Arab League Backs Palestinian Rejectionism of Peace

Daniel Siryoti; Shlomo Cesana; Efrat Forsher; News Agencies; Israel Hayom Staff

Arab League Backs Palestinian Rejectionism of Peace

Arab League expresses support for Palestinian Authority President Mahmoud Abbas’ refusal to recognize Israel as a Jewish state • Israeli official: Fourth stage of prisoner release to take place only if Palestinians agree to extension of peace talks.

Israel Hayom

2014-03-27


U.S. Secretary of State John Kerry meets with Palestinian Authority President Mahmoud Abbas in Amman, Jordan on Wednesday (Photo credit: AP)

Just a day after Palestinian Authority President Mahmoud Abbas reiterated his refusal to recognize Israel as a Jewish state, the Arab League backed his rejectionism on Wednesday, declaring an “absolute rejection” of any recognition of a Jewish state.
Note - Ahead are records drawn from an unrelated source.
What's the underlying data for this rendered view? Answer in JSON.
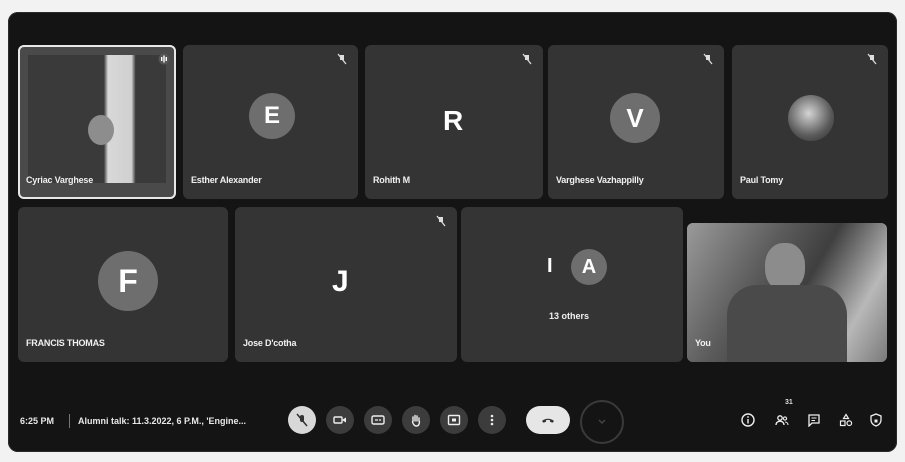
{
  "participants": [
    {
      "name": "Cyriac Varghese",
      "avatar": "",
      "video": true
    },
    {
      "name": "Esther Alexander",
      "avatar": "E"
    },
    {
      "name": "Rohith M",
      "avatar": "R"
    },
    {
      "name": "Varghese Vazhappilly",
      "avatar": "V"
    },
    {
      "name": "Paul Tomy",
      "avatar": "",
      "photo": true
    },
    {
      "name": "FRANCIS THOMAS",
      "avatar": "F"
    },
    {
      "name": "Jose D'cotha",
      "avatar": "J"
    },
    {
      "name": "You",
      "avatar": "",
      "video": true
    }
  ],
  "others": {
    "letters": [
      "I",
      "A"
    ],
    "label": "13 others"
  },
  "bottom_bar": {
    "time": "6:25 PM",
    "meeting_title": "Alumni talk: 11.3.2022, 6 P.M., 'Engine...",
    "people_count": "31"
  },
  "colors": {
    "background": "#141414",
    "tile": "#343434",
    "avatar": "#6e6e6e",
    "end_call": "#e6e6e6"
  }
}
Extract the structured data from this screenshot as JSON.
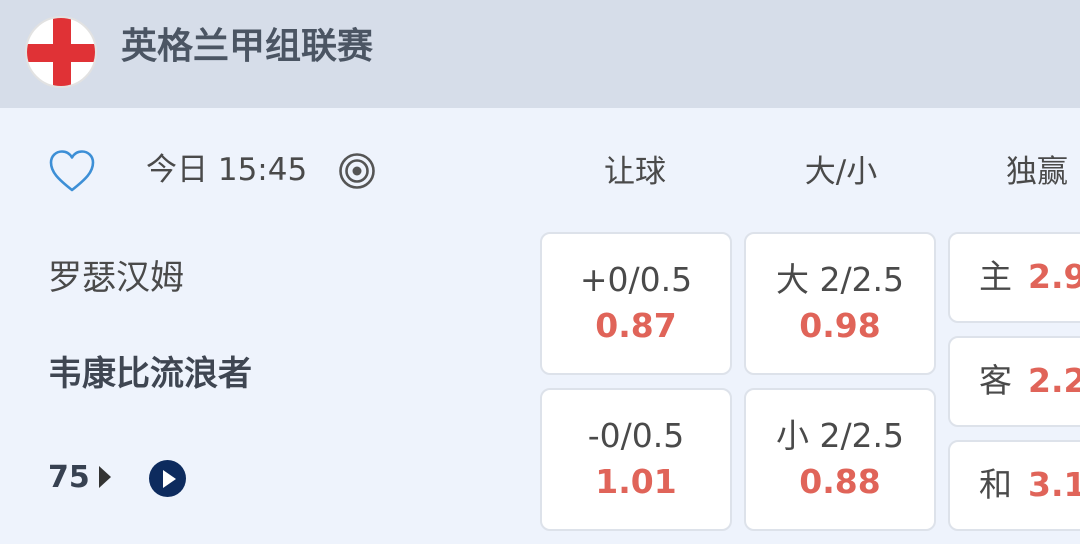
{
  "header": {
    "league_name": "英格兰甲组联赛",
    "flag_icon": "england-flag-icon",
    "flag_colors": {
      "cross": "#e03236",
      "field": "#ffffff"
    }
  },
  "match": {
    "time": "今日 15:45",
    "home_team": "罗瑟汉姆",
    "away_team": "韦康比流浪者",
    "minute": "75",
    "icons": [
      "heart-icon",
      "target-icon",
      "play-icon"
    ]
  },
  "columns": {
    "handicap": "让球",
    "over_under": "大/小",
    "win": "独赢"
  },
  "handicap": [
    {
      "line": "+0/0.5",
      "odds": "0.87"
    },
    {
      "line": "-0/0.5",
      "odds": "1.01"
    }
  ],
  "over_under": [
    {
      "line": "大 2/2.5",
      "odds": "0.98"
    },
    {
      "line": "小 2/2.5",
      "odds": "0.88"
    }
  ],
  "win": [
    {
      "label": "主",
      "odds": "2.9"
    },
    {
      "label": "客",
      "odds": "2.2"
    },
    {
      "label": "和",
      "odds": "3.1"
    }
  ],
  "colors": {
    "odds": "#e06459",
    "header_bg": "#d6dde9",
    "page_bg": "#eef3fc",
    "heart": "#3d8fd6",
    "play_bg": "#0d2b5e"
  }
}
“We hold Israel entirely responsible for the lack of progress in the peace process and continuing tension in the Middle East,” said a communique issued at the end of a two-day Arab League summit in Kuwait. “We express our absolute and decisive rejection to recognizing Israel as a Jewish state.”
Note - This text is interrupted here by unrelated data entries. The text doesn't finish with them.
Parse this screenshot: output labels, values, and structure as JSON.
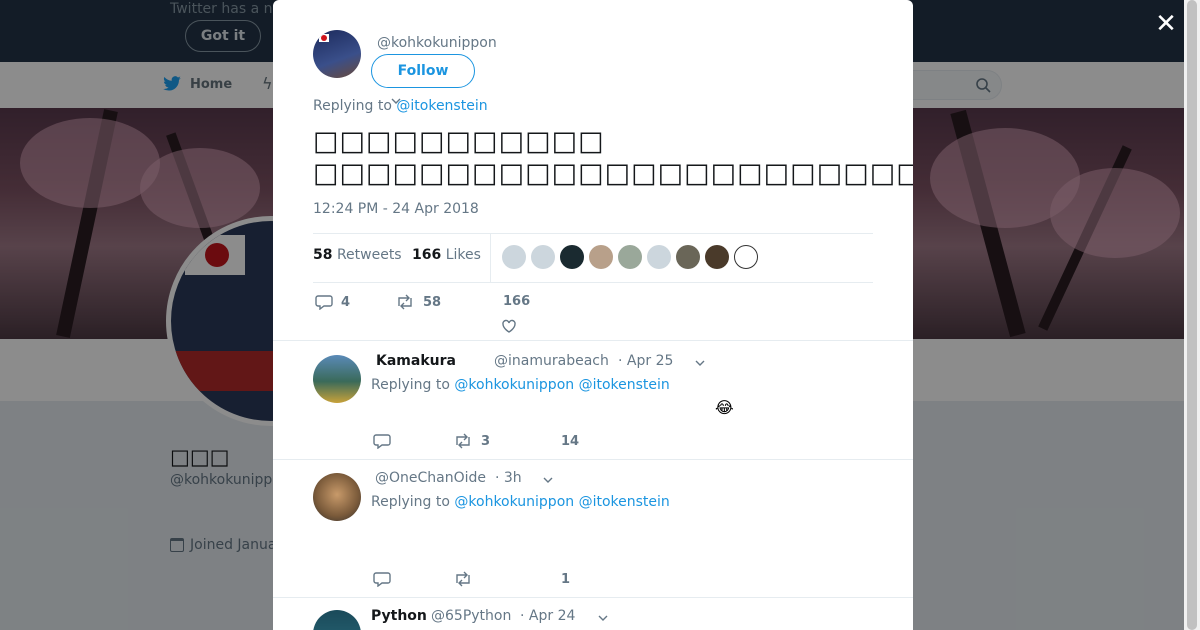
{
  "banner": {
    "message": "Twitter has a n",
    "got_it": "Got it"
  },
  "nav": {
    "home": "Home"
  },
  "profile": {
    "name": "□□□",
    "handle": "@kohkokunipp",
    "joined": "Joined Janua"
  },
  "modal": {
    "author_handle": "@kohkokunippon",
    "follow_label": "Follow",
    "replying_prefix": "Replying to",
    "replying_to": "@itokenstein",
    "tweet_line1": "□□□□□□□□□□□",
    "tweet_line2": "□□□□□□□□□□□□□□□□□□□□□□□□□",
    "timestamp": "12:24 PM - 24 Apr 2018",
    "retweets_count": "58",
    "retweets_label": "Retweets",
    "likes_count": "166",
    "likes_label": "Likes",
    "actions": {
      "replies": "4",
      "retweets": "58",
      "likes": "166"
    }
  },
  "replies": [
    {
      "name": "Kamakura",
      "handle": "@inamurabeach",
      "date": "· Apr 25",
      "replying_prefix": "Replying to",
      "to1": "@kohkokunippon",
      "to2": "@itokenstein",
      "emoji": "😂",
      "retweets": "3",
      "likes": "14"
    },
    {
      "name": "",
      "handle": "@OneChanOide",
      "date": "· 3h",
      "replying_prefix": "Replying to",
      "to1": "@kohkokunippon",
      "to2": "@itokenstein",
      "retweets": "",
      "likes": "1"
    },
    {
      "name": "Python",
      "handle": "@65Python",
      "date": "· Apr 24"
    }
  ],
  "colors": {
    "accent": "#1b95e0",
    "banner": "#243447",
    "text": "#14171a",
    "muted": "#657786"
  }
}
Abbas—who spoke at the start of the summit and declared that “the peace process is on the verge of collapse”—met on Wednesday in Amman with U.S. Secretary of State John Kerry, who interrupted a trip to Italy to fly to the Middle East to try to salvage the faltering Israeli-Palestinian peace negotiations.

Kerry arrived in Jordan to ask Abbas to commit to an extension of the peace talks. Kerry and Abbas spoke for more than four hours over a working dinner in Amman that U.S. officials said was “constructive.” No other details of the meeting were released.

Kerry also spoke by telephone with Prime Minister Benjamin Netanyahu during the three-hour flight from Italy to Jordan, U.S. officials said; the two were due to speak again after Kerry dined with Abbas.

While in Amman, Kerry also meet with Jordan’s King Abdullah II, back from the Arab League summit in Kuwait.

There, Abdullah had said his country would continue to protect Muslim and Christian holy places in Jerusalem. He called on the international community to pressure Israel to “desist from the steps it’s been taking.”

“The path to a just peace goes through the establishment of the State of Palestine,” Abdullah said.

Meanwhile, Palestinian officials refused to say whether or not the fourth stage of the prisoner release would take place on Saturday night, as originally planned. One senior Palestinian official told Israel Hayom he believed that “as of now, it appears the release will not happen, because of the opposition of the Israeli government.”

An Israeli official, however, said Israel would go ahead with the release, and is ready to “restrain construction” outside the settlement blocs (without an official government decision on the matter), if Abbas agrees to a one-year extension of the peace talks.

Netanyahu has refrained from publicly commenting on the prisoner release, and the decision on whether to go ahead with it or not, with or without Palestinian agreement to an extension of the peace talks, will likely be made only at the start of next week.

Interior Minister Gideon Sa’ar (Likud) on Wednesday expressed vehement opposition to any sort of constriction freeze.

“We’ve reached a stage where, in order to prolong the negotiations, the Palestinians are demanding more and more unilateral concessions,” Sa’ar said. “There’s no room for additional concessions simply so [the Palestinians] agree to continue negotiating with us.”

Meanwhile, about 150 people demonstrated outside the Prime Minister’s Residence in Jerusalem on Wednesday against the release of terrorists. The demonstrators included bereaved family members of terror attack victims and activists from the Almagor Terror Victims Association. Demonstrators carried signs with images of relatives who were killed in terrorist attacks, and chanted slogans such as, “Don’t free murderers.”